Despite what he tells us at the beginning (and since when do we take his narration as trustworthy?), he wasn't ever just a normal, boring person, despite his best efforts. He tells us the 'genre of his life' was 'Realism', but if a life could be said to have a genre, his was definitely 'True Crime'.
It's so interesting that even pre-scenarios, he thought of the world in the terms of 'genres' and the people around him as 'characters' (like Yoo Sangah) because of course he would! Even if we discount the way he spends all his time reading and how that shapes how he sees the world, he himself has been a character in his mother's novel and 'a character' is how people see him too. He says he read that novel a thousand times to try and understand his memories until he didn't know what was true anymore. He knows the character Kim Dokja too.

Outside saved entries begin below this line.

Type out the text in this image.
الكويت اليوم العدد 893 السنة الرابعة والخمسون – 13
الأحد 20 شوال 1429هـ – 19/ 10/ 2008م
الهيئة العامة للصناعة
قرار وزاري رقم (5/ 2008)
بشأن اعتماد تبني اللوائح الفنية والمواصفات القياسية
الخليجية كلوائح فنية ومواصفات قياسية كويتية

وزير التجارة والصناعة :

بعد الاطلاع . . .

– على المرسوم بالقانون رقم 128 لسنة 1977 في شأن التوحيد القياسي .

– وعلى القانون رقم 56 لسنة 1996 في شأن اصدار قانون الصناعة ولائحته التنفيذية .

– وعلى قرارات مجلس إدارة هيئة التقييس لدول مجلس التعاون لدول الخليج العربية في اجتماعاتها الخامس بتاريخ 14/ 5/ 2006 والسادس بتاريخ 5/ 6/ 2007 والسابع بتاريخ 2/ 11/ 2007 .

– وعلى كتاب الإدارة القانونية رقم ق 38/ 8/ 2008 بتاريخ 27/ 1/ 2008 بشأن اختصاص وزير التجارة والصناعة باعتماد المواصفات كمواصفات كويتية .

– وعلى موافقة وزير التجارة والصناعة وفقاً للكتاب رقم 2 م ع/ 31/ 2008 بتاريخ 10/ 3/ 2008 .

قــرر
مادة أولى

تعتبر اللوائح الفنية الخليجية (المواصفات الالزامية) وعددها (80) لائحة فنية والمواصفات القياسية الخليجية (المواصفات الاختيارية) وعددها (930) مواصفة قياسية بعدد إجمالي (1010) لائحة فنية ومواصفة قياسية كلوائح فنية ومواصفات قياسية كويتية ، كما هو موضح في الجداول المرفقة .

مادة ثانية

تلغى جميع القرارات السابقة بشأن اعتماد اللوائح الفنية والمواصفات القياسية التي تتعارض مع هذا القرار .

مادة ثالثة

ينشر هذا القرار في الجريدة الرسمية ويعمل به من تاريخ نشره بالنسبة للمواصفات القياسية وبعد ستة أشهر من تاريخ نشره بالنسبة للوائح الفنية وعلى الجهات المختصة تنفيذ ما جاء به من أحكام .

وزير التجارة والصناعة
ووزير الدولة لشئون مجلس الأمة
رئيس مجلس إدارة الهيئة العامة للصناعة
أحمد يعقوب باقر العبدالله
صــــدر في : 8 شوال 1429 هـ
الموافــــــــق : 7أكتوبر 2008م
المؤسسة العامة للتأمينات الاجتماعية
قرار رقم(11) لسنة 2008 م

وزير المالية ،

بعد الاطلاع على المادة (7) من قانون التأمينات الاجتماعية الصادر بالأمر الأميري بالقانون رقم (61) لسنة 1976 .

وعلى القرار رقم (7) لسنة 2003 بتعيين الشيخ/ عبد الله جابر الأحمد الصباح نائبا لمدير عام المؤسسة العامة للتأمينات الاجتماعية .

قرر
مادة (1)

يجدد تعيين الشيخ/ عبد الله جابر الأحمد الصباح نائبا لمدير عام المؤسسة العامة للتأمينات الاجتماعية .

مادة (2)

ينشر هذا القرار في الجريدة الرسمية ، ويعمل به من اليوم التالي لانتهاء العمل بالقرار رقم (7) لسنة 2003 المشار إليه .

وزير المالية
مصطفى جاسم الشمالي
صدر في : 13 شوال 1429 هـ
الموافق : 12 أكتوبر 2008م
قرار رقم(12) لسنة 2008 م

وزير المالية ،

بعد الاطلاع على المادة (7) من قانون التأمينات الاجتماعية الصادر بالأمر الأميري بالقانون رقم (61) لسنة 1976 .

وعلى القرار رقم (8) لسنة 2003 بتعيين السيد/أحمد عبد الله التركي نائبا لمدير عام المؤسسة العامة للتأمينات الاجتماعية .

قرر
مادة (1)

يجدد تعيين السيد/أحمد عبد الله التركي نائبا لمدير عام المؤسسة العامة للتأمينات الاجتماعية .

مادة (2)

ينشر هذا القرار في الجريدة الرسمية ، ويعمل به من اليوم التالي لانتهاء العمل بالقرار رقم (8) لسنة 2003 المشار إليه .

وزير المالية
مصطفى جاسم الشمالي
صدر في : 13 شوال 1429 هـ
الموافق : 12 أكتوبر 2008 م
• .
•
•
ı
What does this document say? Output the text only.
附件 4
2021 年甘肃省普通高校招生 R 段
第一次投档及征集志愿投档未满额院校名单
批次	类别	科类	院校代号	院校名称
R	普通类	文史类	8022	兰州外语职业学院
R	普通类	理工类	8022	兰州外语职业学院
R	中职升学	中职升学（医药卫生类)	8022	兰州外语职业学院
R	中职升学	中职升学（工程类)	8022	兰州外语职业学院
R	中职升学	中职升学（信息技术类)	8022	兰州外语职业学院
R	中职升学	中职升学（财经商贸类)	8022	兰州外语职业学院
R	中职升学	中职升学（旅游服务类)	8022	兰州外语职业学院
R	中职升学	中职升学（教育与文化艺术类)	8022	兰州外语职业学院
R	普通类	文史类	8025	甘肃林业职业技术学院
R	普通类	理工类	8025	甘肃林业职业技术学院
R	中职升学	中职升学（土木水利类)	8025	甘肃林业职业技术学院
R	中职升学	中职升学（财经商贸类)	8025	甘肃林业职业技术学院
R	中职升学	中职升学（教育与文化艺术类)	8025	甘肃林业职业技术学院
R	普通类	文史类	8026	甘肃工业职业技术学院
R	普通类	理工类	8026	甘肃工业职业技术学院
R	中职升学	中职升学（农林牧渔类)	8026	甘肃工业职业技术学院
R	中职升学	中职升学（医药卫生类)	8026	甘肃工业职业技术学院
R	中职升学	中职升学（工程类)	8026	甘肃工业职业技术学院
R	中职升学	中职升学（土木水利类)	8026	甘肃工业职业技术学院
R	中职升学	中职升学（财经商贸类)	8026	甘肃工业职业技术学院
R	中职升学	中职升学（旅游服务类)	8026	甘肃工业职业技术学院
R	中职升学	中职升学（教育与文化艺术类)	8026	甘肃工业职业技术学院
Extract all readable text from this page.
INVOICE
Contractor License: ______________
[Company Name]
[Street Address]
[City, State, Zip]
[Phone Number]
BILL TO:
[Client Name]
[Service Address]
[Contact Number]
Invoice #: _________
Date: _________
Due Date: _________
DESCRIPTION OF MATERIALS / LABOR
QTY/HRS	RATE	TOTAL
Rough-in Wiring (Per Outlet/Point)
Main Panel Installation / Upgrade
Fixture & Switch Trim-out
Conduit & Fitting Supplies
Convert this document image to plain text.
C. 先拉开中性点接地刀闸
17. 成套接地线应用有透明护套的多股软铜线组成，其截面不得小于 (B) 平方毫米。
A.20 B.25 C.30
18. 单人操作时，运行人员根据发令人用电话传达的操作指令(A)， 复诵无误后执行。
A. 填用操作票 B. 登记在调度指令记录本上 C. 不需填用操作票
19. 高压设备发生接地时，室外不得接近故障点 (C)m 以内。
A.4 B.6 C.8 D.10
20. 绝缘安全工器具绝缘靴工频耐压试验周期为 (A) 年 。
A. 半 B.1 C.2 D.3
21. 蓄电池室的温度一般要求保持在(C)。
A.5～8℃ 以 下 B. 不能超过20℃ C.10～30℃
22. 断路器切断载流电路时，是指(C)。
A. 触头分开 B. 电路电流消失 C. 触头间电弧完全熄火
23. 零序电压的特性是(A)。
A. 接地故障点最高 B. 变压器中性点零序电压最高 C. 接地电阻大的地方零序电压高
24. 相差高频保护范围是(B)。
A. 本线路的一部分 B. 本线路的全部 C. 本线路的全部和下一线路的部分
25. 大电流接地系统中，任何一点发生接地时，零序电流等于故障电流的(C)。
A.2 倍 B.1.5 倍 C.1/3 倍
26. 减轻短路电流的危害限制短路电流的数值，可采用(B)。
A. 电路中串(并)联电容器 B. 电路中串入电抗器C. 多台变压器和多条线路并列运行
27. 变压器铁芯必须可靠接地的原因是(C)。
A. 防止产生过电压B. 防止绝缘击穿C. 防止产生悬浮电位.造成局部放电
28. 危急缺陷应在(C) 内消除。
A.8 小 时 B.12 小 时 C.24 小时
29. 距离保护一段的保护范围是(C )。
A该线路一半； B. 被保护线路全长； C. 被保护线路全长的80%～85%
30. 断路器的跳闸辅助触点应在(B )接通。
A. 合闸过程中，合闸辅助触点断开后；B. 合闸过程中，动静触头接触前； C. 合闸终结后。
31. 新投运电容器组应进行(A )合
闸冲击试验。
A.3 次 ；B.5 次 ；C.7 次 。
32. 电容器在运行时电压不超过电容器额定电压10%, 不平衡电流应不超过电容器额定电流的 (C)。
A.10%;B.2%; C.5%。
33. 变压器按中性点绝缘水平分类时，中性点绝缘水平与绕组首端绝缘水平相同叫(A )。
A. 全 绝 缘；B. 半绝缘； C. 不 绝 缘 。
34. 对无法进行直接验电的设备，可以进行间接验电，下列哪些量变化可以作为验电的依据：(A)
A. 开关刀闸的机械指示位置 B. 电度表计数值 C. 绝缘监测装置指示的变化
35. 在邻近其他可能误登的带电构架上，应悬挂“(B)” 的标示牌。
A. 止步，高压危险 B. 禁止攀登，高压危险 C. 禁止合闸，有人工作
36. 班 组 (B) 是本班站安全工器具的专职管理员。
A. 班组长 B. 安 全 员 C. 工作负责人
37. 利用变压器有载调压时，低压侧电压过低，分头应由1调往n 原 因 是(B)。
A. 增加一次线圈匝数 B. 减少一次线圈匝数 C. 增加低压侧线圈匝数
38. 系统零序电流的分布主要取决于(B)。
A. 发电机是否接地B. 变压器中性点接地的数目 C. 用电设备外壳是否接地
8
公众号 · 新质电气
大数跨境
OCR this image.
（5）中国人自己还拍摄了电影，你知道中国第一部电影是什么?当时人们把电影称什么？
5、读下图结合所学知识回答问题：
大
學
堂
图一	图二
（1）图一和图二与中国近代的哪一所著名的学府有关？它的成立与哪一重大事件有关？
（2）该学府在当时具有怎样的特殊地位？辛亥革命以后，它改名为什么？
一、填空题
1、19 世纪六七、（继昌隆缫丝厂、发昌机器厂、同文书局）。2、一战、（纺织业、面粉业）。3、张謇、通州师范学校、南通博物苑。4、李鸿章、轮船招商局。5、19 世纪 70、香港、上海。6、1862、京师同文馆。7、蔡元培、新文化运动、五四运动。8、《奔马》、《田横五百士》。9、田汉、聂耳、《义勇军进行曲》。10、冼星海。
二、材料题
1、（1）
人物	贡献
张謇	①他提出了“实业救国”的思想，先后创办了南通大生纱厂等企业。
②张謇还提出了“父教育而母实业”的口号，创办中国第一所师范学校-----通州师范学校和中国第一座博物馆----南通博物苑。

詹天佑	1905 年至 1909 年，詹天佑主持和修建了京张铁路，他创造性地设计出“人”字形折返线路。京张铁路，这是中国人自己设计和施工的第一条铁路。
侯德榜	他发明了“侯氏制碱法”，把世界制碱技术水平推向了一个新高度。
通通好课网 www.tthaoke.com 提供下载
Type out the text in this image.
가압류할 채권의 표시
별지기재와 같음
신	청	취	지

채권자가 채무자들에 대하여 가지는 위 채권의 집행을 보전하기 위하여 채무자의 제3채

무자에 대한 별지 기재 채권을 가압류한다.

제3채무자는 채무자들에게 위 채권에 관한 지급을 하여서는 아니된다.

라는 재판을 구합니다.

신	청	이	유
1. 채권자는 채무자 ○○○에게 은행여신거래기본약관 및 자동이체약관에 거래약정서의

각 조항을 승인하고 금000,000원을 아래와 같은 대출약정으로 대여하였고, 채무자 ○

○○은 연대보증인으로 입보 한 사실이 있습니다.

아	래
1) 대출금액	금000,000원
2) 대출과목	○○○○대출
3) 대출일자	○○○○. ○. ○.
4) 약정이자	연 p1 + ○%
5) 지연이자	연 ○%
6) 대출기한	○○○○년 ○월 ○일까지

And everyone knew about his past.
Everywhere he went, he was 'the son of a murderer', someone to be gawked at and whispered about.
No one has ever seen him as 'just an average guy' because Underground Killer haunted him every step of the way. Reporters. At school. Even years later at the company he and Yoo Sangah worked at, the rumours of his past had spread (Yoo Sangah was one of the few people who didn't know).
The lack of privacy and stigma that has followed him everywhere is part of why he resents his mother for writing that novel.
Pre-scenarios, he is less similar to you and me than to the families of 'famous serial killers' that get podcasts and documentaries and books written about them and who's private lives are torn apart by media. I'm not naming names, but you already know them.